Berlin's interior minister, Ehrhart Körting, announced the results Thursday, welcoming what he called "the positive result." The pass rate for Germany as a whole was 98.9 percent, while the Berlin pass rate was a spectacular 99.4 percent -- of the 1,647 applicants who took the test in Berlin during September and November of 2008, only 10 failed.
The test was
criticized ahead of its introduction in September 2008 by opposition politicians and representatives of the immigrant community. Prominent Green Party politician Hans-Christian Ströbele said at the time that he worried that "many Germans would not pass the test either" and claimed that many questions "miss the point."
Now there are concerns that the test is too easy. "If everyone passes anyway, then we don't need the test," Green Party politician Bilkay Öney told the newspaper Die Tageszeitung.
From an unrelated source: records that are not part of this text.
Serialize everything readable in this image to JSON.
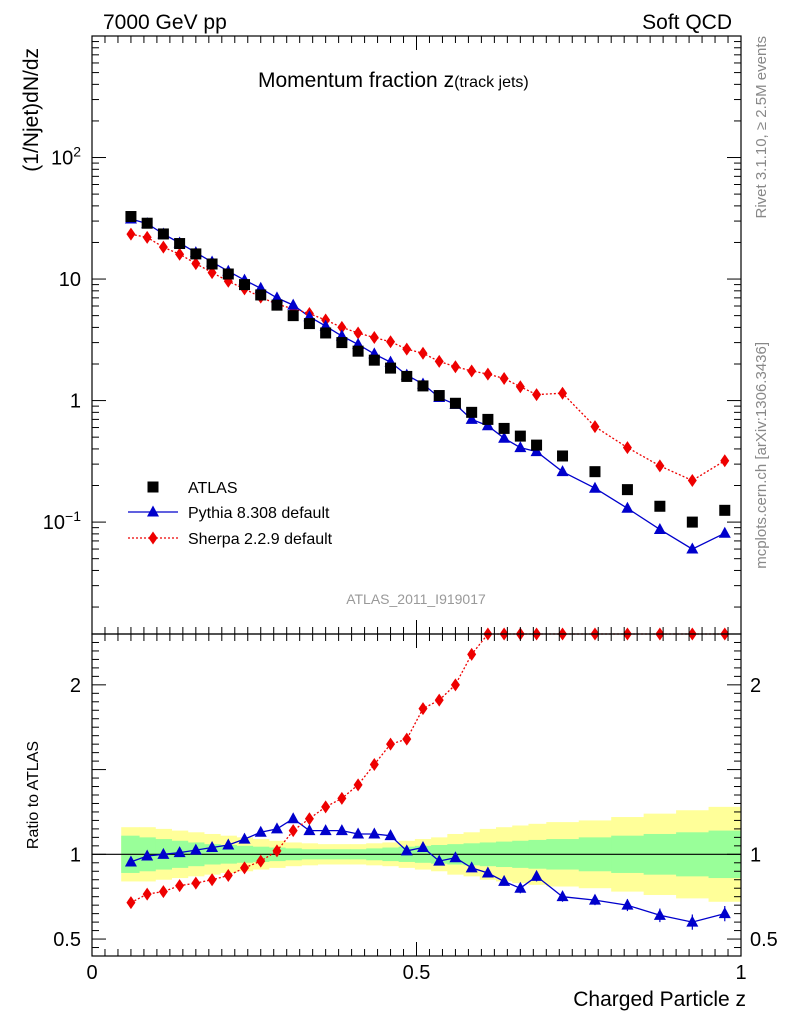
{
  "header": {
    "left": "7000 GeV pp",
    "right": "Soft QCD"
  },
  "side_labels": {
    "top": "Rivet 3.1.10, ≥ 2.5M events",
    "bottom": "mcplots.cern.ch [arXiv:1306.3436]"
  },
  "chart_data": {
    "type": "scatter",
    "title_main": "Momentum fraction ",
    "title_z": "z",
    "title_sub": "(track jets)",
    "analysis_id": "ATLAS_2011_I919017",
    "xlabel": "Charged Particle z",
    "ylabel_main": "(1/Njet)dN/dz",
    "ylabel_ratio": "Ratio to ATLAS",
    "xlim": [
      0,
      1.0
    ],
    "ylim_main": [
      0.012,
      1000
    ],
    "yscale_main": "log",
    "ylim_ratio": [
      0.4,
      2.3
    ],
    "x_ticks": [
      {
        "v": 0,
        "t": "0"
      },
      {
        "v": 0.5,
        "t": "0.5"
      },
      {
        "v": 1,
        "t": "1"
      }
    ],
    "y_ticks_main": [
      {
        "v": 0.1,
        "base": "10",
        "sup": "−1"
      },
      {
        "v": 1,
        "base": "1",
        "sup": ""
      },
      {
        "v": 10,
        "base": "10",
        "sup": ""
      },
      {
        "v": 100,
        "base": "10",
        "sup": "2"
      }
    ],
    "y_ticks_ratio": [
      {
        "v": 0.5,
        "t": "0.5"
      },
      {
        "v": 1,
        "t": "1"
      },
      {
        "v": 2,
        "t": "2"
      }
    ],
    "legend": [
      {
        "name": "ATLAS",
        "marker": "square",
        "color": "#000000"
      },
      {
        "name": "Pythia 8.308 default",
        "marker": "triangle",
        "color": "#0000cc"
      },
      {
        "name": "Sherpa 2.2.9 default",
        "marker": "diamond",
        "color": "#ee0000"
      }
    ],
    "x": [
      0.06,
      0.085,
      0.11,
      0.135,
      0.16,
      0.185,
      0.21,
      0.235,
      0.26,
      0.285,
      0.31,
      0.335,
      0.36,
      0.385,
      0.41,
      0.435,
      0.46,
      0.485,
      0.51,
      0.535,
      0.56,
      0.585,
      0.61,
      0.635,
      0.66,
      0.685,
      0.725,
      0.775,
      0.825,
      0.875,
      0.925,
      0.975
    ],
    "atlas": [
      32.7,
      28.8,
      23.5,
      19.6,
      16.1,
      13.3,
      11.0,
      9.0,
      7.4,
      6.1,
      5.0,
      4.3,
      3.6,
      3.0,
      2.55,
      2.15,
      1.85,
      1.58,
      1.32,
      1.1,
      0.95,
      0.8,
      0.7,
      0.59,
      0.51,
      0.43,
      0.35,
      0.26,
      0.185,
      0.135,
      0.1,
      0.125
    ],
    "pythia": [
      31.2,
      28.6,
      23.5,
      19.8,
      16.5,
      13.8,
      11.6,
      9.8,
      8.4,
      7.0,
      6.1,
      4.9,
      4.1,
      3.4,
      2.9,
      2.42,
      2.07,
      1.62,
      1.37,
      1.06,
      0.93,
      0.7,
      0.62,
      0.49,
      0.41,
      0.38,
      0.26,
      0.19,
      0.13,
      0.087,
      0.06,
      0.081
    ],
    "sherpa": [
      23.4,
      22.0,
      18.3,
      16.0,
      13.4,
      11.3,
      9.6,
      8.3,
      7.1,
      6.2,
      5.7,
      5.2,
      4.6,
      4.0,
      3.6,
      3.3,
      3.05,
      2.65,
      2.45,
      2.1,
      1.9,
      1.75,
      1.65,
      1.52,
      1.3,
      1.12,
      1.15,
      0.61,
      0.41,
      0.29,
      0.22,
      0.32
    ],
    "ratio_pythia": [
      0.955,
      0.99,
      1.0,
      1.01,
      1.025,
      1.04,
      1.055,
      1.09,
      1.13,
      1.15,
      1.21,
      1.14,
      1.14,
      1.14,
      1.12,
      1.12,
      1.11,
      1.02,
      1.04,
      0.96,
      0.98,
      0.92,
      0.89,
      0.84,
      0.8,
      0.87,
      0.75,
      0.73,
      0.7,
      0.64,
      0.6,
      0.65
    ],
    "ratio_pythia_err": [
      0.01,
      0.01,
      0.01,
      0.01,
      0.01,
      0.01,
      0.01,
      0.01,
      0.01,
      0.01,
      0.01,
      0.01,
      0.01,
      0.01,
      0.01,
      0.01,
      0.015,
      0.015,
      0.015,
      0.02,
      0.02,
      0.02,
      0.025,
      0.025,
      0.03,
      0.03,
      0.03,
      0.03,
      0.035,
      0.04,
      0.045,
      0.045
    ],
    "ratio_sherpa": [
      0.715,
      0.765,
      0.78,
      0.815,
      0.83,
      0.85,
      0.875,
      0.92,
      0.96,
      1.02,
      1.14,
      1.21,
      1.28,
      1.33,
      1.41,
      1.53,
      1.65,
      1.68,
      1.86,
      1.91,
      2.0,
      2.18,
      2.36,
      2.57,
      2.55,
      2.6,
      3.28,
      2.35,
      3.05,
      3.0,
      3.1,
      3.78
    ],
    "ratio_sherpa_err": [
      0.01,
      0.01,
      0.01,
      0.01,
      0.01,
      0.01,
      0.01,
      0.01,
      0.01,
      0.01,
      0.01,
      0.015,
      0.015,
      0.015,
      0.02,
      0.02,
      0.02,
      0.02,
      0.025,
      0.025,
      0.03,
      0.03,
      0.03,
      0.035,
      0.04,
      0.04,
      0.05,
      0.05,
      0.05,
      0.06,
      0.06,
      0.07
    ],
    "band_edges": [
      0.045,
      0.0725,
      0.0975,
      0.1225,
      0.1475,
      0.1725,
      0.1975,
      0.2225,
      0.2475,
      0.2725,
      0.2975,
      0.3225,
      0.3475,
      0.3725,
      0.3975,
      0.4225,
      0.4475,
      0.4725,
      0.4975,
      0.5225,
      0.5475,
      0.5725,
      0.5975,
      0.6225,
      0.6475,
      0.6725,
      0.7,
      0.75,
      0.8,
      0.85,
      0.9,
      0.95,
      1.0
    ],
    "band_yellow_half": [
      0.16,
      0.16,
      0.15,
      0.14,
      0.13,
      0.12,
      0.11,
      0.1,
      0.09,
      0.08,
      0.07,
      0.065,
      0.06,
      0.06,
      0.06,
      0.065,
      0.07,
      0.08,
      0.09,
      0.1,
      0.12,
      0.13,
      0.15,
      0.16,
      0.17,
      0.18,
      0.19,
      0.2,
      0.22,
      0.24,
      0.26,
      0.28
    ],
    "band_green_half": [
      0.11,
      0.1,
      0.09,
      0.08,
      0.07,
      0.06,
      0.055,
      0.05,
      0.045,
      0.04,
      0.035,
      0.03,
      0.03,
      0.03,
      0.03,
      0.035,
      0.04,
      0.045,
      0.05,
      0.055,
      0.06,
      0.065,
      0.07,
      0.075,
      0.08,
      0.085,
      0.09,
      0.1,
      0.11,
      0.12,
      0.13,
      0.14
    ],
    "colors": {
      "atlas": "#000000",
      "pythia": "#0000cc",
      "sherpa": "#ee0000",
      "band_yellow": "#ffff99",
      "band_green": "#99ff99",
      "analysis_id": "#999999"
    }
  }
}
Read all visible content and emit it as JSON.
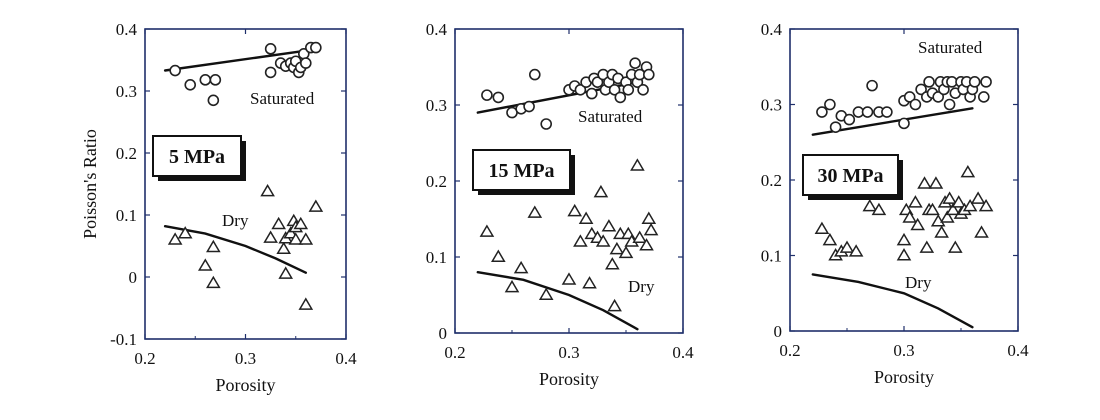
{
  "chart_data": [
    {
      "type": "scatter",
      "title": "",
      "xlabel": "Porosity",
      "ylabel": "Poisson's Ratio",
      "xlim": [
        0.2,
        0.4
      ],
      "ylim": [
        -0.1,
        0.4
      ],
      "x_ticks": [
        "0.2",
        "0.3",
        "0.4"
      ],
      "y_ticks": [
        "-0.1",
        "0",
        "0.1",
        "0.2",
        "0.3",
        "0.4"
      ],
      "pressure_label": "5 MPa",
      "annotations": {
        "saturated": "Saturated",
        "dry": "Dry"
      },
      "series": [
        {
          "marker": "circle",
          "points": [
            [
              0.23,
              0.333
            ],
            [
              0.245,
              0.31
            ],
            [
              0.26,
              0.318
            ],
            [
              0.27,
              0.318
            ],
            [
              0.268,
              0.285
            ],
            [
              0.325,
              0.368
            ],
            [
              0.325,
              0.33
            ],
            [
              0.335,
              0.345
            ],
            [
              0.34,
              0.34
            ],
            [
              0.345,
              0.345
            ],
            [
              0.348,
              0.338
            ],
            [
              0.35,
              0.348
            ],
            [
              0.353,
              0.33
            ],
            [
              0.355,
              0.338
            ],
            [
              0.358,
              0.36
            ],
            [
              0.36,
              0.345
            ],
            [
              0.365,
              0.37
            ],
            [
              0.37,
              0.37
            ]
          ]
        },
        {
          "marker": "triangle",
          "points": [
            [
              0.23,
              0.06
            ],
            [
              0.24,
              0.07
            ],
            [
              0.26,
              0.018
            ],
            [
              0.268,
              0.048
            ],
            [
              0.268,
              -0.01
            ],
            [
              0.322,
              0.138
            ],
            [
              0.325,
              0.063
            ],
            [
              0.333,
              0.085
            ],
            [
              0.338,
              0.045
            ],
            [
              0.34,
              0.005
            ],
            [
              0.34,
              0.062
            ],
            [
              0.345,
              0.07
            ],
            [
              0.348,
              0.09
            ],
            [
              0.35,
              0.08
            ],
            [
              0.35,
              0.06
            ],
            [
              0.355,
              0.085
            ],
            [
              0.36,
              0.06
            ],
            [
              0.36,
              -0.045
            ],
            [
              0.37,
              0.113
            ]
          ]
        }
      ],
      "fit_lines": [
        {
          "points": [
            [
              0.22,
              0.333
            ],
            [
              0.36,
              0.365
            ]
          ]
        },
        {
          "points": [
            [
              0.22,
              0.082
            ],
            [
              0.26,
              0.07
            ],
            [
              0.3,
              0.05
            ],
            [
              0.33,
              0.03
            ],
            [
              0.36,
              0.007
            ]
          ]
        }
      ]
    },
    {
      "type": "scatter",
      "title": "",
      "xlabel": "Porosity",
      "ylabel": "",
      "xlim": [
        0.2,
        0.4
      ],
      "ylim": [
        0,
        0.4
      ],
      "x_ticks": [
        "0.2",
        "0.3",
        "0.4"
      ],
      "y_ticks": [
        "0",
        "0.1",
        "0.2",
        "0.3",
        "0.4"
      ],
      "pressure_label": "15 MPa",
      "annotations": {
        "saturated": "Saturated",
        "dry": "Dry"
      },
      "series": [
        {
          "marker": "circle",
          "points": [
            [
              0.228,
              0.313
            ],
            [
              0.238,
              0.31
            ],
            [
              0.25,
              0.29
            ],
            [
              0.258,
              0.295
            ],
            [
              0.265,
              0.298
            ],
            [
              0.27,
              0.34
            ],
            [
              0.28,
              0.275
            ],
            [
              0.3,
              0.32
            ],
            [
              0.305,
              0.325
            ],
            [
              0.31,
              0.32
            ],
            [
              0.315,
              0.33
            ],
            [
              0.32,
              0.315
            ],
            [
              0.322,
              0.335
            ],
            [
              0.325,
              0.33
            ],
            [
              0.33,
              0.34
            ],
            [
              0.332,
              0.32
            ],
            [
              0.335,
              0.33
            ],
            [
              0.338,
              0.34
            ],
            [
              0.34,
              0.32
            ],
            [
              0.343,
              0.335
            ],
            [
              0.345,
              0.31
            ],
            [
              0.35,
              0.33
            ],
            [
              0.352,
              0.32
            ],
            [
              0.355,
              0.34
            ],
            [
              0.358,
              0.355
            ],
            [
              0.36,
              0.33
            ],
            [
              0.362,
              0.34
            ],
            [
              0.365,
              0.32
            ],
            [
              0.368,
              0.35
            ],
            [
              0.37,
              0.34
            ]
          ]
        },
        {
          "marker": "triangle",
          "points": [
            [
              0.228,
              0.133
            ],
            [
              0.238,
              0.1
            ],
            [
              0.25,
              0.06
            ],
            [
              0.258,
              0.085
            ],
            [
              0.27,
              0.158
            ],
            [
              0.28,
              0.05
            ],
            [
              0.3,
              0.07
            ],
            [
              0.305,
              0.16
            ],
            [
              0.31,
              0.12
            ],
            [
              0.315,
              0.15
            ],
            [
              0.318,
              0.065
            ],
            [
              0.32,
              0.13
            ],
            [
              0.325,
              0.125
            ],
            [
              0.328,
              0.185
            ],
            [
              0.33,
              0.12
            ],
            [
              0.335,
              0.14
            ],
            [
              0.338,
              0.09
            ],
            [
              0.34,
              0.035
            ],
            [
              0.342,
              0.11
            ],
            [
              0.345,
              0.13
            ],
            [
              0.35,
              0.105
            ],
            [
              0.352,
              0.13
            ],
            [
              0.355,
              0.12
            ],
            [
              0.36,
              0.22
            ],
            [
              0.362,
              0.125
            ],
            [
              0.368,
              0.115
            ],
            [
              0.37,
              0.15
            ],
            [
              0.372,
              0.135
            ]
          ]
        }
      ],
      "fit_lines": [
        {
          "points": [
            [
              0.22,
              0.29
            ],
            [
              0.36,
              0.33
            ]
          ]
        },
        {
          "points": [
            [
              0.22,
              0.08
            ],
            [
              0.26,
              0.07
            ],
            [
              0.3,
              0.05
            ],
            [
              0.33,
              0.03
            ],
            [
              0.36,
              0.005
            ]
          ]
        }
      ]
    },
    {
      "type": "scatter",
      "title": "",
      "xlabel": "Porosity",
      "ylabel": "",
      "xlim": [
        0.2,
        0.4
      ],
      "ylim": [
        0,
        0.4
      ],
      "x_ticks": [
        "0.2",
        "0.3",
        "0.4"
      ],
      "y_ticks": [
        "0",
        "0.1",
        "0.2",
        "0.3",
        "0.4"
      ],
      "pressure_label": "30 MPa",
      "annotations": {
        "saturated": "Saturated",
        "dry": "Dry"
      },
      "series": [
        {
          "marker": "circle",
          "points": [
            [
              0.228,
              0.29
            ],
            [
              0.235,
              0.3
            ],
            [
              0.24,
              0.27
            ],
            [
              0.245,
              0.285
            ],
            [
              0.252,
              0.28
            ],
            [
              0.26,
              0.29
            ],
            [
              0.268,
              0.29
            ],
            [
              0.272,
              0.325
            ],
            [
              0.278,
              0.29
            ],
            [
              0.285,
              0.29
            ],
            [
              0.3,
              0.275
            ],
            [
              0.3,
              0.305
            ],
            [
              0.305,
              0.31
            ],
            [
              0.31,
              0.3
            ],
            [
              0.315,
              0.32
            ],
            [
              0.32,
              0.31
            ],
            [
              0.322,
              0.33
            ],
            [
              0.325,
              0.315
            ],
            [
              0.33,
              0.31
            ],
            [
              0.332,
              0.33
            ],
            [
              0.335,
              0.32
            ],
            [
              0.338,
              0.33
            ],
            [
              0.34,
              0.3
            ],
            [
              0.342,
              0.33
            ],
            [
              0.345,
              0.315
            ],
            [
              0.35,
              0.33
            ],
            [
              0.352,
              0.32
            ],
            [
              0.355,
              0.33
            ],
            [
              0.358,
              0.31
            ],
            [
              0.36,
              0.32
            ],
            [
              0.362,
              0.33
            ],
            [
              0.37,
              0.31
            ],
            [
              0.372,
              0.33
            ]
          ]
        },
        {
          "marker": "triangle",
          "points": [
            [
              0.228,
              0.135
            ],
            [
              0.235,
              0.12
            ],
            [
              0.24,
              0.1
            ],
            [
              0.245,
              0.105
            ],
            [
              0.25,
              0.11
            ],
            [
              0.258,
              0.105
            ],
            [
              0.27,
              0.165
            ],
            [
              0.278,
              0.16
            ],
            [
              0.3,
              0.1
            ],
            [
              0.3,
              0.12
            ],
            [
              0.302,
              0.16
            ],
            [
              0.305,
              0.15
            ],
            [
              0.31,
              0.17
            ],
            [
              0.312,
              0.14
            ],
            [
              0.318,
              0.195
            ],
            [
              0.32,
              0.11
            ],
            [
              0.322,
              0.16
            ],
            [
              0.325,
              0.16
            ],
            [
              0.328,
              0.195
            ],
            [
              0.33,
              0.145
            ],
            [
              0.333,
              0.13
            ],
            [
              0.336,
              0.17
            ],
            [
              0.338,
              0.15
            ],
            [
              0.34,
              0.175
            ],
            [
              0.343,
              0.16
            ],
            [
              0.345,
              0.11
            ],
            [
              0.348,
              0.17
            ],
            [
              0.35,
              0.155
            ],
            [
              0.353,
              0.16
            ],
            [
              0.356,
              0.21
            ],
            [
              0.358,
              0.165
            ],
            [
              0.365,
              0.175
            ],
            [
              0.368,
              0.13
            ],
            [
              0.372,
              0.165
            ]
          ]
        }
      ],
      "fit_lines": [
        {
          "points": [
            [
              0.22,
              0.26
            ],
            [
              0.36,
              0.295
            ]
          ]
        },
        {
          "points": [
            [
              0.22,
              0.075
            ],
            [
              0.26,
              0.065
            ],
            [
              0.3,
              0.05
            ],
            [
              0.33,
              0.03
            ],
            [
              0.36,
              0.005
            ]
          ]
        }
      ]
    }
  ]
}
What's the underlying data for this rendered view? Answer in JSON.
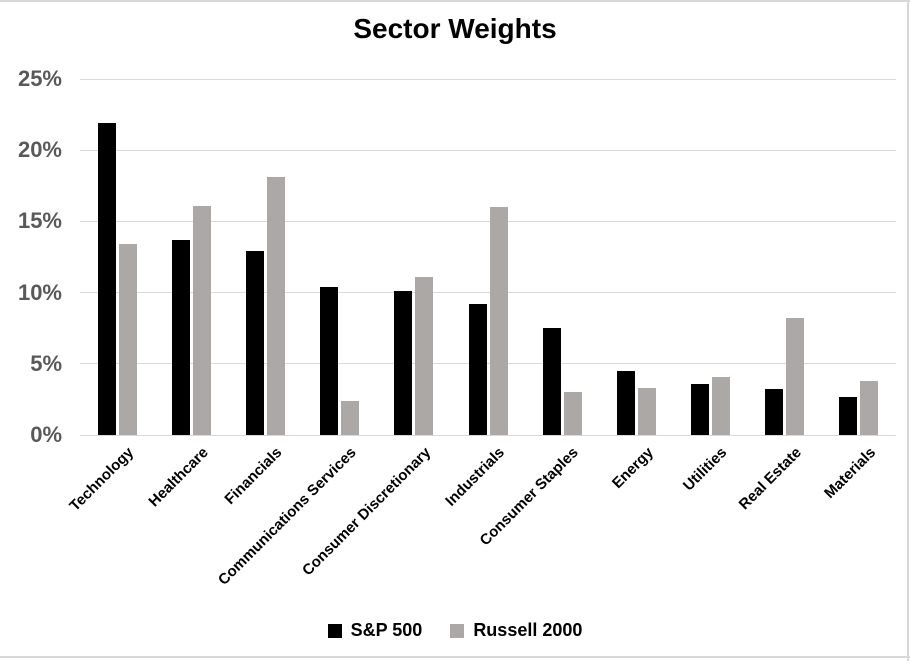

Rainer-Michael Lehmann from the business-friendly FDP party told the paper the test should be revised, "otherwise we can do without it."
However Kurt Wansner, an expert on immigration issues for Angela Merkel's conservative Christian Democrats, defended the test. "Even if people have just learned the answers by heart, they might never have thought about such questions if the test didn't exist," he said.
To pass the test, which is one of several conditions for becoming a German citizen, applicants have to answer 17 questions correctly out of 33. The
tests are drawn from a catalogue of 310 questions prepared by academics at Berlin's Humboldt University, and they deal with topics ranging from dog registration in Germany, to the words of the national anthem to the meaning of the term "Stasi." (Answer: the East German secret police.) Applicants can take the 60-minute test, which costs €25 ($35), as often as they like.